Изобретение относитс к речевой информатике о Цель изобретени - упрощение процесса прин ти решени о смене говор щего по свойствам принимаемых речевых сообщений о Свойство выделенных характеристик речи начальных фрагментов монотонных участков позвол ет идентифицировать Говор щего путем формировани последовательностей средних значений высоты тона и относительной энергии верхних формант , формировани текущих средних значений последовательностей средних значений и сравнени абсолютных значений относительно уклонений последних значений от соответствующих текущих значенийо Если уклон не пре- вьшает порог, который устанавливает в пределах 10-ЗОЙ, то говор щего верифицируют , если он превьшает этот порог, то говор щего замен ют„ 1 ил I (ЛThe invention relates to speech informatics. The purpose of the invention is to simplify the process of deciding whether to change the speaker by the properties of received speech messages.

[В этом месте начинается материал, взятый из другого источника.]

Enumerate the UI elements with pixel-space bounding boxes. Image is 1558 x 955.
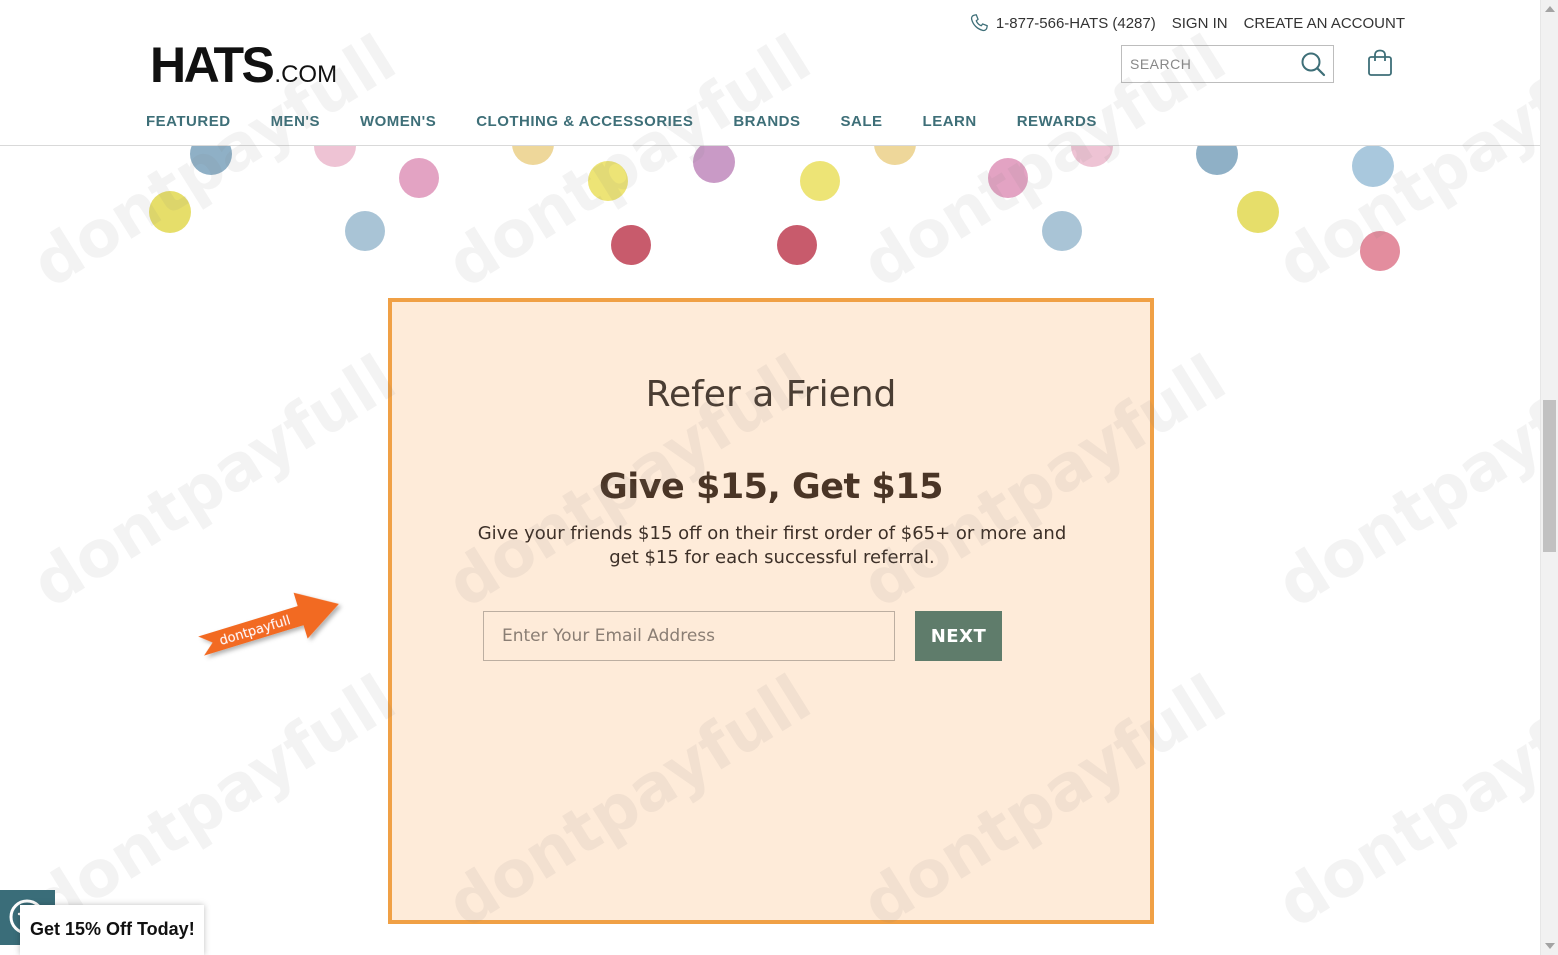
confetti-dot <box>1237 191 1279 233</box>
confetti-banner <box>0 145 1540 285</box>
next-button[interactable]: NEXT <box>915 611 1002 661</box>
scroll-up-icon[interactable] <box>1545 6 1555 12</box>
confetti-dot <box>1042 211 1082 251</box>
watermark: dontpayfull <box>1265 341 1558 623</box>
confetti-dot <box>777 225 817 265</box>
main-nav: FEATURED MEN'S WOMEN'S CLOTHING & ACCESS… <box>146 113 1097 130</box>
watermark: dontpayfull <box>20 341 409 623</box>
create-account-link[interactable]: CREATE AN ACCOUNT <box>1244 15 1405 32</box>
phone-icon <box>970 14 988 32</box>
confetti-dot <box>1360 231 1400 271</box>
page-scrollbar[interactable] <box>1540 0 1558 955</box>
arrow-badge: dontpayfull <box>198 592 339 656</box>
confetti-dot <box>399 158 439 198</box>
confetti-dot <box>874 145 916 165</box>
confetti-dot <box>149 191 191 233</box>
nav-learn[interactable]: LEARN <box>923 113 977 130</box>
nav-sale[interactable]: SALE <box>841 113 883 130</box>
nav-clothing-accessories[interactable]: CLOTHING & ACCESSORIES <box>476 113 693 130</box>
refer-description: Give your friends $15 off on their first… <box>477 523 1067 568</box>
search-box <box>1121 45 1334 83</box>
confetti-dot <box>611 225 651 265</box>
confetti-dot <box>1196 145 1238 175</box>
watermark: dontpayfull <box>20 661 409 943</box>
utility-bar: 1-877-566-HATS (4287) SIGN IN CREATE AN … <box>968 12 1405 34</box>
promo-tab[interactable]: Get 15% Off Today! <box>20 905 204 955</box>
confetti-dot <box>512 145 554 165</box>
watermark: dontpayfull <box>1265 661 1558 943</box>
scroll-down-icon[interactable] <box>1545 943 1555 949</box>
search-icon <box>1301 52 1326 77</box>
logo-suffix: .COM <box>274 61 338 88</box>
confetti-dot <box>988 158 1028 198</box>
nav-rewards[interactable]: REWARDS <box>1017 113 1097 130</box>
sign-in-link[interactable]: SIGN IN <box>1172 15 1228 32</box>
scroll-thumb[interactable] <box>1543 400 1556 552</box>
nav-mens[interactable]: MEN'S <box>271 113 320 130</box>
logo-main: HATS <box>150 37 275 93</box>
confetti-dot <box>1071 145 1113 167</box>
search-input[interactable] <box>1122 47 1293 81</box>
confetti-dot <box>314 145 356 167</box>
confetti-dot <box>800 161 840 201</box>
search-button[interactable] <box>1293 46 1333 82</box>
confetti-dot <box>1352 145 1394 187</box>
page: 1-877-566-HATS (4287) SIGN IN CREATE AN … <box>0 0 1558 955</box>
refer-friend-panel: Refer a Friend Give $15, Get $15 Give yo… <box>388 298 1154 924</box>
refer-offer-headline: Give $15, Get $15 <box>599 467 943 507</box>
nav-brands[interactable]: BRANDS <box>733 113 800 130</box>
email-field[interactable] <box>483 611 895 661</box>
nav-featured[interactable]: FEATURED <box>146 113 231 130</box>
site-logo[interactable]: HATS .COM <box>150 40 337 90</box>
shopping-bag-icon[interactable] <box>1367 49 1393 77</box>
confetti-dot <box>345 211 385 251</box>
confetti-dot <box>588 161 628 201</box>
phone-number: 1-877-566-HATS (4287) <box>995 14 1156 32</box>
phone-link[interactable]: 1-877-566-HATS (4287) <box>968 12 1156 34</box>
confetti-dot <box>693 145 735 183</box>
confetti-dot <box>190 145 232 175</box>
site-header: 1-877-566-HATS (4287) SIGN IN CREATE AN … <box>0 0 1540 146</box>
nav-womens[interactable]: WOMEN'S <box>360 113 436 130</box>
refer-title: Refer a Friend <box>645 374 897 415</box>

The property of the selected speech characteristics of the initial fragments of monotonic regions allows one to identify the Speaker by forming sequences of average values of pitch and relative energy of upper formant, forming current average values of sequences of average values and comparing absolute values with respect to deviations n If the slope does not exceed the threshold, which sets within 10-ZOY, then the speaker is verified, if he exceeds this threshold, then the speaker is replaced by „1 Il I (L

Description

Изобретение относитс к приборостроению дл речевой информатики и Предназначено дл контрол за воз можной сменой говор щего в системах св зи и системах голосового управлени ,The invention relates to instrumentation for speech informatics and is intended to control the possible change of speaker in communication systems and voice control systems,

Цель изобретени - упрощение процесса прин ти решени о смене говор щего по свойствам принимаемых ре- чевых сообщенийThe purpose of the invention is to simplify the process of making a decision about changing the speaker by the properties of received voice messages.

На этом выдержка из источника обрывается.